Le Sénat durcit la loi sur la diffamation en ligne

Le Sénat a adopté, mardi 4 novembre une proposition de loi visant à porter de trois mois à un an le délai de prescription pour diffamation et injure sur Internet. Elle doit désormais être examinée à l'Assemblée.

Le Sénat a adopté, mardi 4 novembre une proposition de loi visant à rallonger le délai de prescription pour diffamation et injure sur Internet. Alors que ce délai est actuellement de trois mois, le sénateur UMP de la Sarthe, Marcel-Pierre Cléach veut l'étendre à une année entière. Ce texte a été présenté au nom d'une soixantaine de sénateurs, dont fait partie le nouveau président de la haute assemblée, Gérard Larcher. La commission des Lois du Sénat avait adopté cette proposition de loi mercredi 29 octobre 2008. Elle doit désormais être transmise à l'Assemblée nationale pour examen.  
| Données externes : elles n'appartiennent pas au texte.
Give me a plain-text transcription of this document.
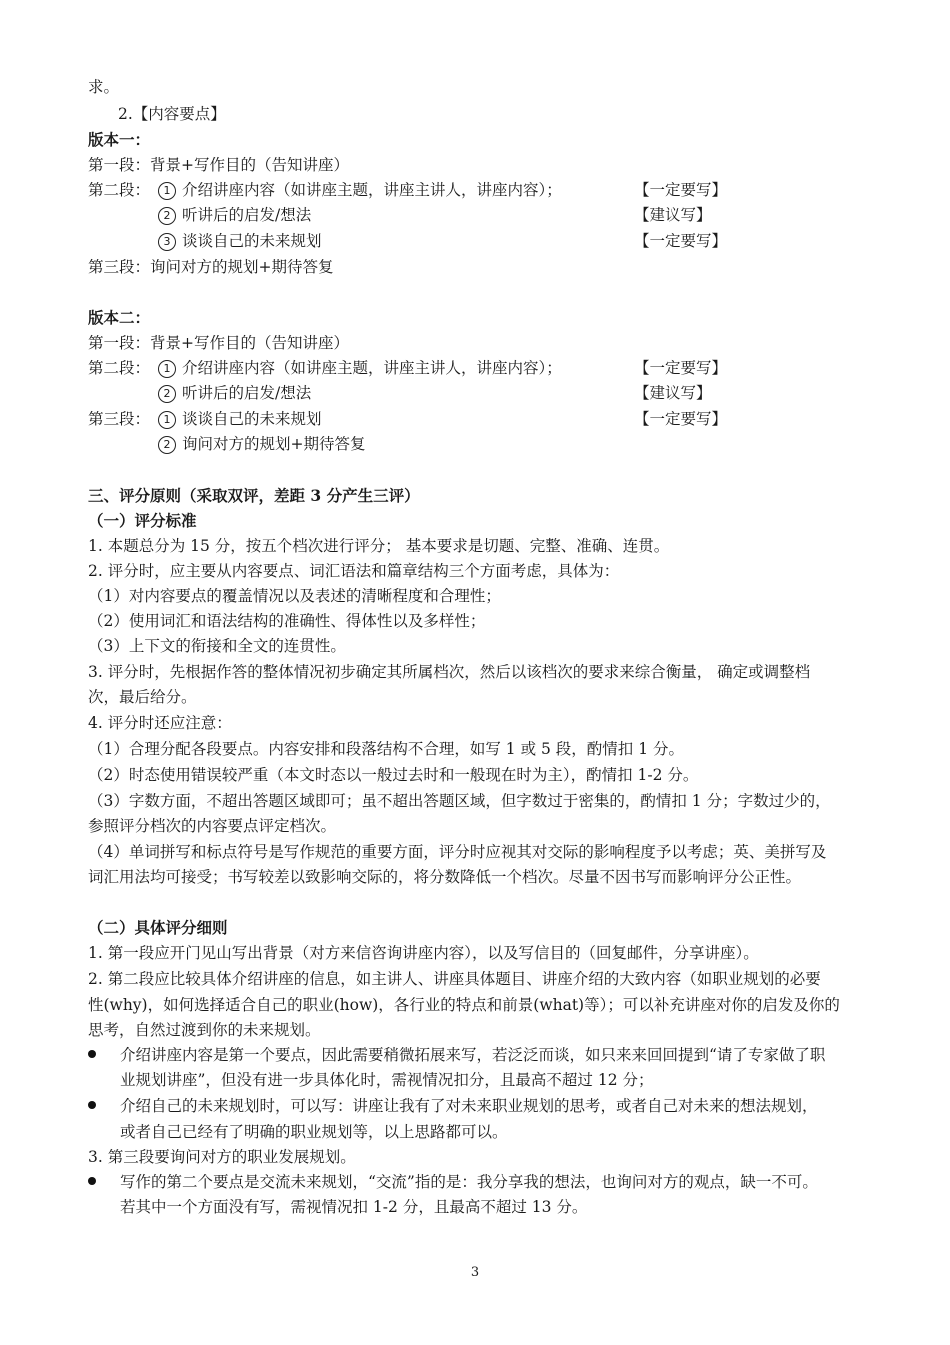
求。
2.【内容要点】
版本一：
第一段：背景+写作目的（告知讲座）
第二段：	1 介绍讲座内容（如讲座主题，讲座主讲人，讲座内容）；	【一定要写】
2 听讲后的启发/想法	【建议写】
3 谈谈自己的未来规划	【一定要写】
第三段：询问对方的规划+期待答复
版本二：
第一段：背景+写作目的（告知讲座）
第二段：	1 介绍讲座内容（如讲座主题，讲座主讲人，讲座内容）；	【一定要写】
2 听讲后的启发/想法	【建议写】
第三段：	1 谈谈自己的未来规划	【一定要写】
2 询问对方的规划+期待答复
三、评分原则（采取双评，差距 3 分产生三评）
（一）评分标准
1. 本题总分为 15 分，按五个档次进行评分； 基本要求是切题、完整、准确、连贯。
2. 评分时，应主要从内容要点、词汇语法和篇章结构三个方面考虑，具体为：
（1）对内容要点的覆盖情况以及表述的清晰程度和合理性；
（2）使用词汇和语法结构的准确性、得体性以及多样性；
（3）上下文的衔接和全文的连贯性。
3. 评分时，先根据作答的整体情况初步确定其所属档次，然后以该档次的要求来综合衡量， 确定或调整档
次，最后给分。
4. 评分时还应注意：
（1）合理分配各段要点。内容安排和段落结构不合理，如写 1 或 5 段，酌情扣 1 分。
（2）时态使用错误较严重（本文时态以一般过去时和一般现在时为主），酌情扣 1-2 分。
（3）字数方面，不超出答题区域即可；虽不超出答题区域，但字数过于密集的，酌情扣 1 分；字数过少的，
参照评分档次的内容要点评定档次。
（4）单词拼写和标点符号是写作规范的重要方面，评分时应视其对交际的影响程度予以考虑；英、美拼写及
词汇用法均可接受；书写较差以致影响交际的，将分数降低一个档次。尽量不因书写而影响评分公正性。
（二）具体评分细则
1. 第一段应开门见山写出背景（对方来信咨询讲座内容），以及写信目的（回复邮件，分享讲座）。
2. 第二段应比较具体介绍讲座的信息，如主讲人、讲座具体题目、讲座介绍的大致内容（如职业规划的必要
性(why)，如何选择适合自己的职业(how)，各行业的特点和前景(what)等）；可以补充讲座对你的启发及你的
思考，自然过渡到你的未来规划。
介绍讲座内容是第一个要点，因此需要稍微拓展来写，若泛泛而谈，如只来来回回提到“请了专家做了职
业规划讲座”，但没有进一步具体化时，需视情况扣分，且最高不超过 12 分；
介绍自己的未来规划时，可以写：讲座让我有了对未来职业规划的思考，或者自己对未来的想法规划，
或者自己已经有了明确的职业规划等，以上思路都可以。
3. 第三段要询问对方的职业发展规划。
写作的第二个要点是交流未来规划，“交流”指的是：我分享我的想法，也询问对方的观点，缺一不可。
若其中一个方面没有写，需视情况扣 1-2 分，且最高不超过 13 分。
3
Jusqu'à présent, les cas de diffamation et d'injure en ligne étaient encadrés par la loi de 1981 sur la liberté de la presse. Contrairement à la règle de droit commun qui veut que les délits se prescrivent par trois ans, cette loi autorise pour les délits de presse une prescription abrégée de trois mois à compter de la première publication des propos litigieux. Au-delà de ce délai de trois mois, la victime d'une injure ou d'une diffamation ne peut plus obtenir que des poursuites soient engagées. 
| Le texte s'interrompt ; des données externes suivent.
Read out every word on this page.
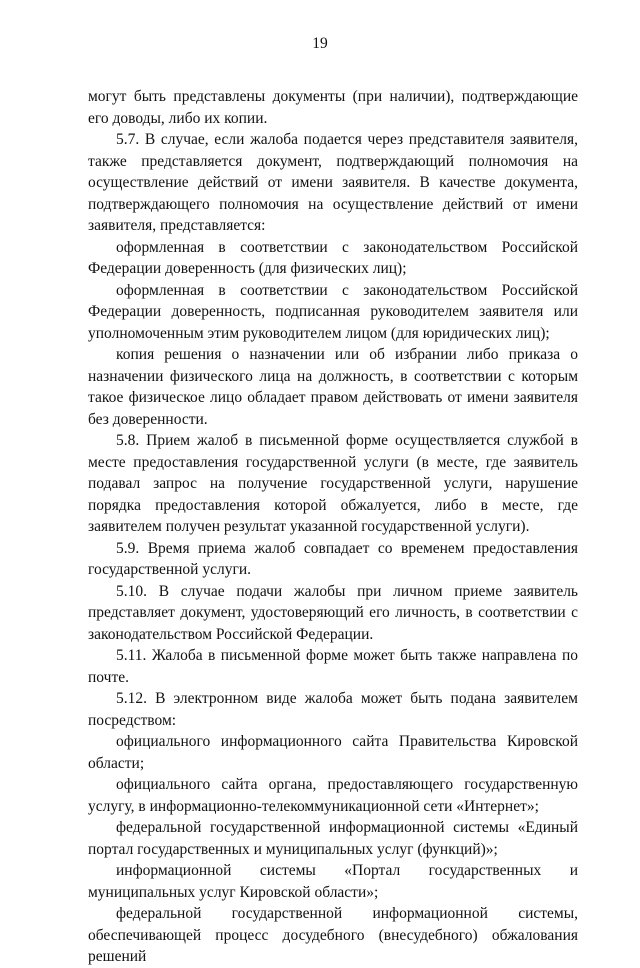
19

могут быть представлены документы (при наличии), подтверждающие его доводы, либо их копии.

5.7. В случае, если жалоба подается через представителя заявителя, также представляется документ, подтверждающий полномочия на осуществление действий от имени заявителя. В качестве документа, подтверждающего полномочия на осуществление действий от имени заявителя, представляется:

оформленная в соответствии с законодательством Российской Федерации доверенность (для физических лиц);

оформленная в соответствии с законодательством Российской Федерации доверенность, подписанная руководителем заявителя или уполномоченным этим руководителем лицом (для юридических лиц);

копия решения о назначении или об избрании либо приказа о назначении физического лица на должность, в соответствии с которым такое физическое лицо обладает правом действовать от имени заявителя без доверенности.

5.8. Прием жалоб в письменной форме осуществляется службой в месте предоставления государственной услуги (в месте, где заявитель подавал запрос на получение государственной услуги, нарушение порядка предоставления которой обжалуется, либо в месте, где заявителем получен результат указанной государственной услуги).

5.9. Время приема жалоб совпадает со временем предоставления государственной услуги.

5.10. В случае подачи жалобы при личном приеме заявитель представляет документ, удостоверяющий его личность, в соответствии с законодательством Российской Федерации.

5.11. Жалоба в письменной форме может быть также направлена по почте.

5.12. В электронном виде жалоба может быть подана заявителем посредством:

официального информационного сайта Правительства Кировской области;

официального сайта органа, предоставляющего государственную услугу, в информационно-телекоммуникационной сети «Интернет»;

федеральной государственной информационной системы «Единый портал государственных и муниципальных услуг (функций)»;

информационной системы «Портал государственных и муниципальных услуг Кировской области»;

федеральной государственной информационной системы, обеспечивающей процесс досудебного (внесудебного) обжалования решений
Or, soulève Marcel-Pierre Cléach, ce régime juridique n'est pas adapté au Web. Le sénateur estime notamment que les contenus en ligne sont pour la plupart accessibles gratuitement à l'ensemble des internautes, contrairement aux journaux traditionnels, payants, donc à un plus grand nombre potentiel de lecteurs que la presse traditionnelle. Internet autorise par ailleurs un accroissement de la sphère de diffusion des contenus que ne permet pas la presse traditionnelle. 

Enfin, la durée de vie d'un contenu en ligne est "potentiellement indéfinie". Cette longévité "est sans commune mesure avec celle d'un livre, d'un journal, d'une affiche ou d'une émission de télévision, estime Marcel-Pierre Cléach dans l'exposé des motifs du texte. Le délai de trois mois donné au particulier victime d'une diffamation, aux professions en butte à des injures ou à une incitation à la violence devient dérisoire dès lors que l'infraction est commise sur Internet." 
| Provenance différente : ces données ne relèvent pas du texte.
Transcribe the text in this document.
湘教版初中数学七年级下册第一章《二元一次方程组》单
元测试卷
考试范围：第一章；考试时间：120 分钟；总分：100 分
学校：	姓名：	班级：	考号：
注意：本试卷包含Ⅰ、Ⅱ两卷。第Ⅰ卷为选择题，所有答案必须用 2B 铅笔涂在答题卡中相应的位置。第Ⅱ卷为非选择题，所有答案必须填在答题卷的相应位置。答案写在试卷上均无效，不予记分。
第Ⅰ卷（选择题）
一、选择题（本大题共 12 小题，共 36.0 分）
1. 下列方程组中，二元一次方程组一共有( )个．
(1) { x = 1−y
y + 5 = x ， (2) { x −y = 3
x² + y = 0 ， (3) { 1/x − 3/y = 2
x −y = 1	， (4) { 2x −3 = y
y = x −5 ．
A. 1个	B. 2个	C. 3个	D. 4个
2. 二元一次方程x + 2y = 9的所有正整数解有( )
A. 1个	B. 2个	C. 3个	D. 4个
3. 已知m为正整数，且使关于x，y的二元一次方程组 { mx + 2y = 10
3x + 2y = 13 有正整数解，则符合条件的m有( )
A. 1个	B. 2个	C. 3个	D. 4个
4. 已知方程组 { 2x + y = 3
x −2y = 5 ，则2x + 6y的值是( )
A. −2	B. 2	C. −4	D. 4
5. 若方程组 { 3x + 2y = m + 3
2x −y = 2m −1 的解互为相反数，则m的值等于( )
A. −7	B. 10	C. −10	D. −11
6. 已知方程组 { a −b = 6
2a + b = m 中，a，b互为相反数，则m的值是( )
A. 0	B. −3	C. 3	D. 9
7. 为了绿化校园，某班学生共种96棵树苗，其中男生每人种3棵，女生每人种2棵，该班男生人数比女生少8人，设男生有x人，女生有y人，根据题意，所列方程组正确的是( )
Ce n'est pas la première fois que le Sénat tente de durcir la législation sur la diffamation en ligne. En 2004, lors de l'examen de la LCEN, le sénateur du Rhône René Trégouët avait obtenu que le point de départ du délai de prescription soit fixé au moment où cesse la mise en ligne du message incriminé et non plus au moment où elle commence. Mais le Conseil constitutionnel avait censuré cet amendement, excluant toute remise en cause du point de départ du délai de prescription. 

Un seul amendement a été déposé sur le texte voté adopté lundi 4 novembre, qui prévoit que ce délai allongé ne s'applique pas aux sites de titres de presse, lorsque le contenu incriminé a été publié auparavant sur un autre support (journal, reportage télé ou radio). Il a été adopté, avec l'aval de la ministre de la Justice, Rachida Dati. Les sites édités par les entreprises de presse seraient donc peu touchés par cette proposition de loi, si elle venait à être adoptée à l'Assemblée nationale.